场景：从精选网站收集高质量文本数据用于训练或微调语言模型。

Workflow | 工作流程:

# Pseudo-code for data collection workflow

urls_to_scrape = [
    "https://docs.python.org",
    "https://docs.djangoproject.com",
    "https://flask.palletsprojects.com"
]

collected_data = []

for url in urls_to_scrape:
    # Step 1: Analyze to get all pages
    analysis = analyze_website(url)

    # Step 2: Extract content from each page
    for page in analysis['sitemap']['pages']:
        content = scrape_content(page['url'])

        # Step 3: Clean and structure data
        collected_data.append({
            'text': content['markdown'],
            'source': content['url'],
            'title': content['title'],
            'domain': extract_domain(content['url']),
            'category': categorize_content(content)
        })

# Step 4: Export for training
export_to_jsonl(collected_data, 'training_data.jsonl')

Data Quality Checks | 数据质量检查:

Remove boilerplate (headers, footers, navigation)
Filter out short content (<100 words)
Deduplicate similar content
Preserve code examples and formatting
Maintain source attribution

4. Documentation Monitoring | 文档监控

Scenario: Regularly monitoring documentation sites for changes, broken links, or structural issues.
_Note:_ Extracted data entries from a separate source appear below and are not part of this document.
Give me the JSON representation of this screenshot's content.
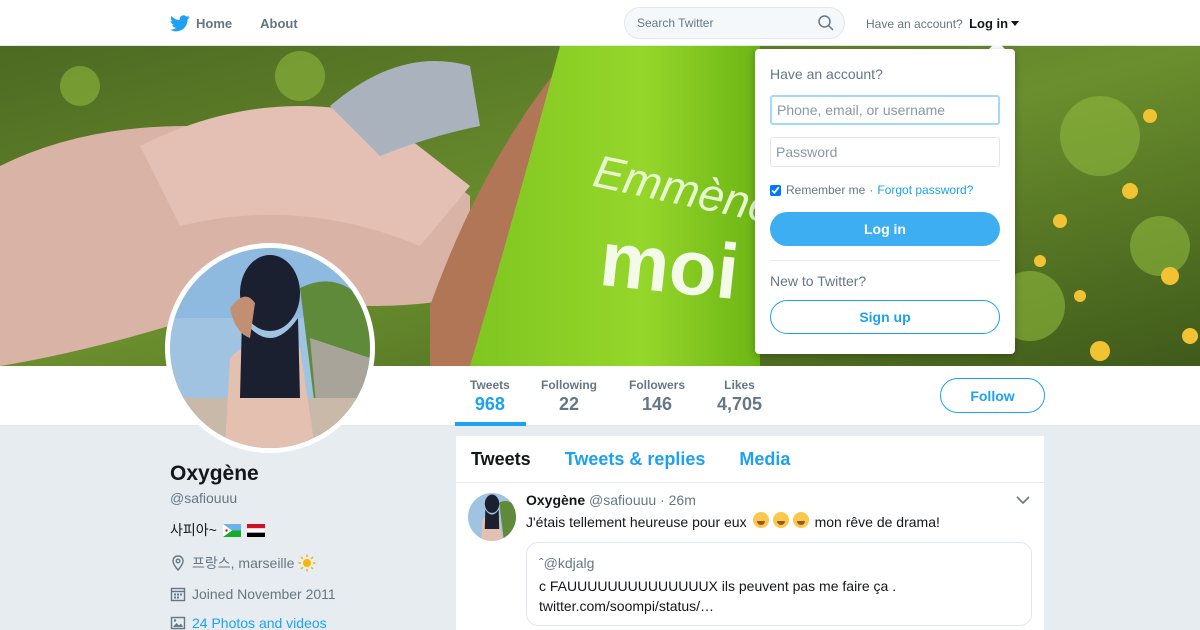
{
  "nav": {
    "home_label": "Home",
    "about_label": "About",
    "search_placeholder": "Search Twitter",
    "have_account_text": "Have an account?",
    "login_label": "Log in"
  },
  "banner": {
    "bottle_text_line1": "Emmène",
    "bottle_text_line2": "moi"
  },
  "stats": [
    {
      "label": "Tweets",
      "value": "968"
    },
    {
      "label": "Following",
      "value": "22"
    },
    {
      "label": "Followers",
      "value": "146"
    },
    {
      "label": "Likes",
      "value": "4,705"
    }
  ],
  "follow_label": "Follow",
  "profile": {
    "name": "Oxygène",
    "handle": "@safiouuu",
    "bio": "사피아~",
    "location": "프랑스, marseille",
    "joined": "Joined November 2011",
    "photos_link": "24 Photos and videos"
  },
  "tabs": [
    "Tweets",
    "Tweets & replies",
    "Media"
  ],
  "tweet": {
    "name": "Oxygène",
    "handle": "@safiouuu",
    "time": "· 26m",
    "text_before": "J'étais tellement heureuse pour eux",
    "text_after": "mon rêve de drama!",
    "quote_handle": "ˆ@kdjalg",
    "quote_text": "c FAUUUUUUUUUUUUUUX ils peuvent pas me faire ça . twitter.com/soompi/status/…"
  },
  "dropdown": {
    "title": "Have an account?",
    "username_placeholder": "Phone, email, or username",
    "password_placeholder": "Password",
    "remember_label": "Remember me",
    "separator": "·",
    "forgot_label": "Forgot password?",
    "login_button": "Log in",
    "new_text": "New to Twitter?",
    "signup_button": "Sign up"
  },
  "colors": {
    "accent": "#1da1f2",
    "background": "#e6ecf0",
    "text_secondary": "#657786"
  }
}
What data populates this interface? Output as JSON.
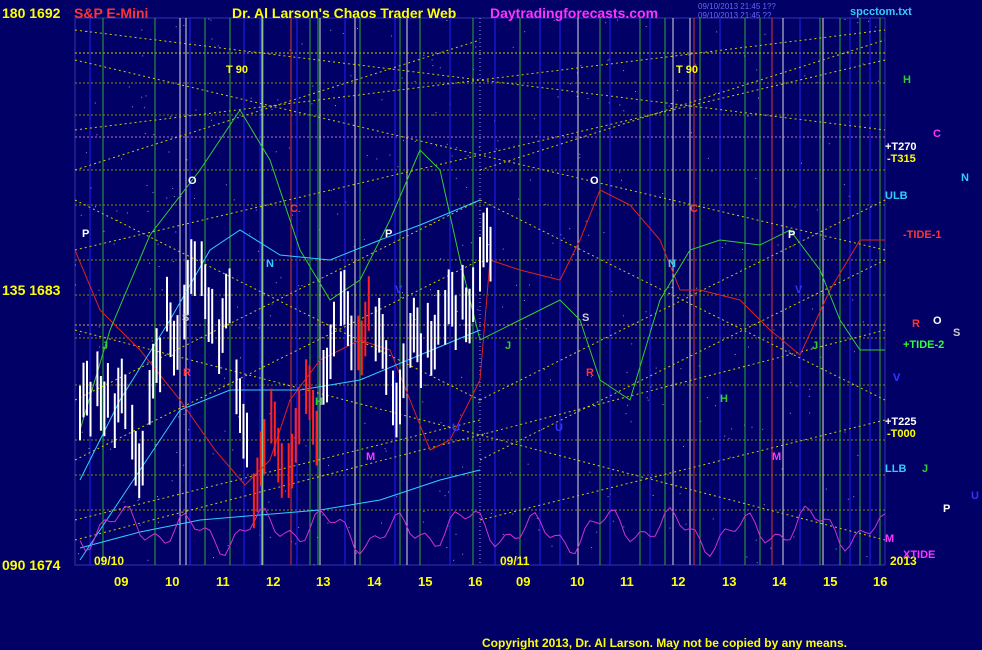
{
  "header": {
    "symbol": "S&P E-Mini",
    "title": "Dr. Al Larson's Chaos Trader Web",
    "site": "Daytradingforecasts.com",
    "stamp1": "09/10/2013 21:45 1??",
    "stamp2": "09/10/2013 21:45 ??",
    "file": "spcctom.txt"
  },
  "y_axis": {
    "top": "180  1692",
    "mid": "135  1683",
    "bottom": "090  1674"
  },
  "x_axis": {
    "day1_hours": [
      "09",
      "10",
      "11",
      "12",
      "13",
      "14",
      "15",
      "16"
    ],
    "day2_hours": [
      "09",
      "10",
      "11",
      "12",
      "13",
      "14",
      "15",
      "16"
    ],
    "date1": "09/10",
    "date2": "09/11",
    "year": "2013"
  },
  "footer": {
    "copyright": "Copyright 2013, Dr. Al Larson. May not be copied by any means."
  },
  "right_labels": [
    {
      "text": "H",
      "color": "#33cc33"
    },
    {
      "text": "C",
      "color": "#ff33ff"
    },
    {
      "text": "+T270",
      "color": "#ffffff"
    },
    {
      "text": "-T315",
      "color": "#ffff00"
    },
    {
      "text": "N",
      "color": "#33ccff"
    },
    {
      "text": "ULB",
      "color": "#33ccff"
    },
    {
      "text": "-TIDE-1",
      "color": "#ff3333"
    },
    {
      "text": "R",
      "color": "#ff3333"
    },
    {
      "text": "O",
      "color": "#ffffff"
    },
    {
      "text": "S",
      "color": "#cccccc"
    },
    {
      "text": "+TIDE-2",
      "color": "#33ff33"
    },
    {
      "text": "V",
      "color": "#3333ff"
    },
    {
      "text": "+T225",
      "color": "#ffffff"
    },
    {
      "text": "-T000",
      "color": "#ffff00"
    },
    {
      "text": "LLB",
      "color": "#33ccff"
    },
    {
      "text": "J",
      "color": "#33cc33"
    },
    {
      "text": "U",
      "color": "#3333ff"
    },
    {
      "text": "P",
      "color": "#ffffff"
    },
    {
      "text": "M",
      "color": "#ff33ff"
    },
    {
      "text": "XTIDE",
      "color": "#ff33ff"
    }
  ],
  "chart_labels": [
    {
      "text": "T    90",
      "color": "#ffff00"
    },
    {
      "text": "T    90",
      "color": "#ffff00"
    },
    {
      "text": "O",
      "color": "#ffffff"
    },
    {
      "text": "O",
      "color": "#ffffff"
    },
    {
      "text": "C",
      "color": "#ff3333"
    },
    {
      "text": "C",
      "color": "#ff3333"
    },
    {
      "text": "P",
      "color": "#ffffff"
    },
    {
      "text": "P",
      "color": "#ffffff"
    },
    {
      "text": "P",
      "color": "#ffffff"
    },
    {
      "text": "N",
      "color": "#33ccff"
    },
    {
      "text": "N",
      "color": "#33ccff"
    },
    {
      "text": "V",
      "color": "#3333ff"
    },
    {
      "text": "V",
      "color": "#3333ff"
    },
    {
      "text": "S",
      "color": "#cccccc"
    },
    {
      "text": "S",
      "color": "#cccccc"
    },
    {
      "text": "J",
      "color": "#33cc33"
    },
    {
      "text": "J",
      "color": "#33cc33"
    },
    {
      "text": "J",
      "color": "#33cc33"
    },
    {
      "text": "H",
      "color": "#33cc33"
    },
    {
      "text": "H",
      "color": "#33cc33"
    },
    {
      "text": "M",
      "color": "#ff33ff"
    },
    {
      "text": "M",
      "color": "#ff33ff"
    },
    {
      "text": "R",
      "color": "#ff3333"
    },
    {
      "text": "R",
      "color": "#ff3333"
    },
    {
      "text": "U",
      "color": "#3333ff"
    },
    {
      "text": "U",
      "color": "#3333ff"
    },
    {
      "text": "V",
      "color": "#3333ff"
    }
  ],
  "chart_data": {
    "type": "line",
    "y_scale": {
      "top": 1692,
      "mid": 1683,
      "bottom": 1674,
      "angle_top": 180,
      "angle_mid": 135,
      "angle_bottom": 90
    },
    "price_bars_day1": {
      "description": "intraday S&P E-mini price bars, session 09/10",
      "approx_close_path": [
        1679,
        1680,
        1679,
        1678,
        1680,
        1682,
        1683,
        1683,
        1682,
        1679,
        1677,
        1678,
        1678,
        1679,
        1681,
        1682,
        1682,
        1681,
        1680,
        1681,
        1682,
        1682,
        1683,
        1684
      ]
    },
    "series": [
      {
        "name": "-TIDE-1",
        "color": "#ff3333"
      },
      {
        "name": "+TIDE-2",
        "color": "#33ff33"
      },
      {
        "name": "ULB",
        "color": "#33ccff"
      },
      {
        "name": "LLB",
        "color": "#33ccff"
      },
      {
        "name": "XTIDE",
        "color": "#ff33ff"
      }
    ]
  }
}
场景：定期监控文档站点的更改、损坏的链接或结构问题。

Monitoring Workflow | 监控工作流:

Daily Check:
1. Generate current sitemap
2. Compare with previous day's sitemap
3. Identify:
   - New pages added
   - Pages removed
   - Changes in link structure
4. Alert on significant changes

Weekly Deep Check:
1. Scrape all pages
2. Check for broken external links
3. Validate internal link structure
4. Generate change report

Automated Monitoring Script | 自动化监控脚本:

import json
from datetime import datetime

def monitor_documentation(url, previous_state_file):
    # Get current state
    current = analyze_website(url)

    # Load previous state
    with open(previous_state_file, 'r') as f:
        previous = json.load(f)

    # Compare
    changes = {
        'new_pages': [],
        'removed_pages': [],
        'structure_changes': []
    }

    current_urls = {p['url'] for p in current['sitemap']['pages']}
    previous_urls = {p['url'] for p in previous['sitemap']['pages']}

    changes['new_pages'] = list(current_urls - previous_urls)
    changes['removed_pages'] = list(previous_urls - current_urls)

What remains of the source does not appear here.